Each step is performed through the web-based admin UI. The pipeline is intentionally manual at the trigger level – an admin decides when to run each stage – while the execution of each stage is fully automated. This design provides human oversight at decision points while eliminating manual drudgery within each step.
Conclusion
This technical walkthrough has presented the Data Discovery Agent: a production-grade, AI-powered platform that transforms the laborious process of advertising data warehouse annotation from weeks of manual spreadsheet work into an automated, repeatable, and auditable pipeline.
The agent’s five-stage architecture – Discovery, Sampling, Documentation Crawling, LLM Inference, and Enrichment – systematically builds context at each step so that the LLM’s mapping decisions are grounded in real evidence rather than speculation. The result is a fully annotated data warehouse with confidence-scored mappings, quantitative completeness metrics, and actionable enrichment recommendations.
Lessons learned
- Grounding is Everything: Providing the LLM with real sample data alongside schema metadata was the single most impactful design decision. Column names alone are ambiguous; actual values resolve that ambiguity decisively.
- Dual-Direction Mapping Closes the Loop: Mapping warehouse columns forward (what do we have?) and connector fields backward (what could we enable?) transforms the output from a passive inventory into an active roadmap.
- Storage Abstraction Pays for Itself: The
LocalStorage/GCSStorageabstraction – a seemingly minor architectural decision – eliminated an entire class of development-vs-production bugs and made the system genuinely portable from day one. - Versioned Prompts Enable Iteration: Content-hashing every prompt template and recording the hash alongside inference results made prompt engineering a disciplined, reproducible process rather than an ad-hoc exercise.
- Build on a Unified Cloud Ecosystem: Building entirely on Google Cloud services – BigQuery, Vertex AI, Cloud Run, Cloud Storage, Secret Manager – eliminated integration friction between components and allowed the project to move from prototype to production deployment without stitching together tools from multiple vendors.
What we are building next
- Scheduled Re-Scans: Automated daily or weekly re-runs with alerting when a platform’s schema mutates – detecting drift before it causes downstream problems.

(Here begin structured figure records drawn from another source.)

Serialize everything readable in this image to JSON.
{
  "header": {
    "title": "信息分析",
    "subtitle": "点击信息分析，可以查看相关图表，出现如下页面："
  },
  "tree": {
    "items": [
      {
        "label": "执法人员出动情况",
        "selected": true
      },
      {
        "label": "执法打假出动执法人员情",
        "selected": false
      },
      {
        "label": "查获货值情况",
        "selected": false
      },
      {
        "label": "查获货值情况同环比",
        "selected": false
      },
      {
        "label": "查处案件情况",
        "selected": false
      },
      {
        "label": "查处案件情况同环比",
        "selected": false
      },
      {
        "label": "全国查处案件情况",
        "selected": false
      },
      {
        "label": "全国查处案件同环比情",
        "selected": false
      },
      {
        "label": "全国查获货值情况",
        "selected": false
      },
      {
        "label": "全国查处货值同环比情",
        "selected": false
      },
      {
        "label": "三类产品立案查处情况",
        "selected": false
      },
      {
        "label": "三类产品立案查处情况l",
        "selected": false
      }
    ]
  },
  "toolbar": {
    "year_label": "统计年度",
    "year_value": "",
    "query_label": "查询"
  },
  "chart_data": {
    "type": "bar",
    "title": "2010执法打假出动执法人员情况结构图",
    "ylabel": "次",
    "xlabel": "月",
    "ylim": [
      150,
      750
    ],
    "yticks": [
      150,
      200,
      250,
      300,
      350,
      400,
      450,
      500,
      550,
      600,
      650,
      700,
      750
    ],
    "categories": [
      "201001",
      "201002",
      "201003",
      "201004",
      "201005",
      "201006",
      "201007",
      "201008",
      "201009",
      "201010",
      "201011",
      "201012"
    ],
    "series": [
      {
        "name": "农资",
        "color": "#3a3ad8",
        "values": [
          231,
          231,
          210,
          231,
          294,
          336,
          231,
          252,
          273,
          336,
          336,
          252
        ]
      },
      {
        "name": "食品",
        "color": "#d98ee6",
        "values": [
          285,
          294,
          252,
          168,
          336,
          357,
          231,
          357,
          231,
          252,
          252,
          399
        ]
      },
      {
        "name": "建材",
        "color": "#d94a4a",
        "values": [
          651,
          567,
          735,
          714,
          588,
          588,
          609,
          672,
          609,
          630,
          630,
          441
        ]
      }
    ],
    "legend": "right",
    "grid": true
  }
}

- Automatic Warehouse Verification: A verification layer that checks whether recommended Adverity fields are actually populated with non-null values, distinguishing between “this field exists” and “this field contains useful data.”
- Text-to-SQL: A natural-language-to-SQL layer that uses the column mappings to answer ad-hoc questions against the warehouse – turning the annotated genome into a conversational data interface.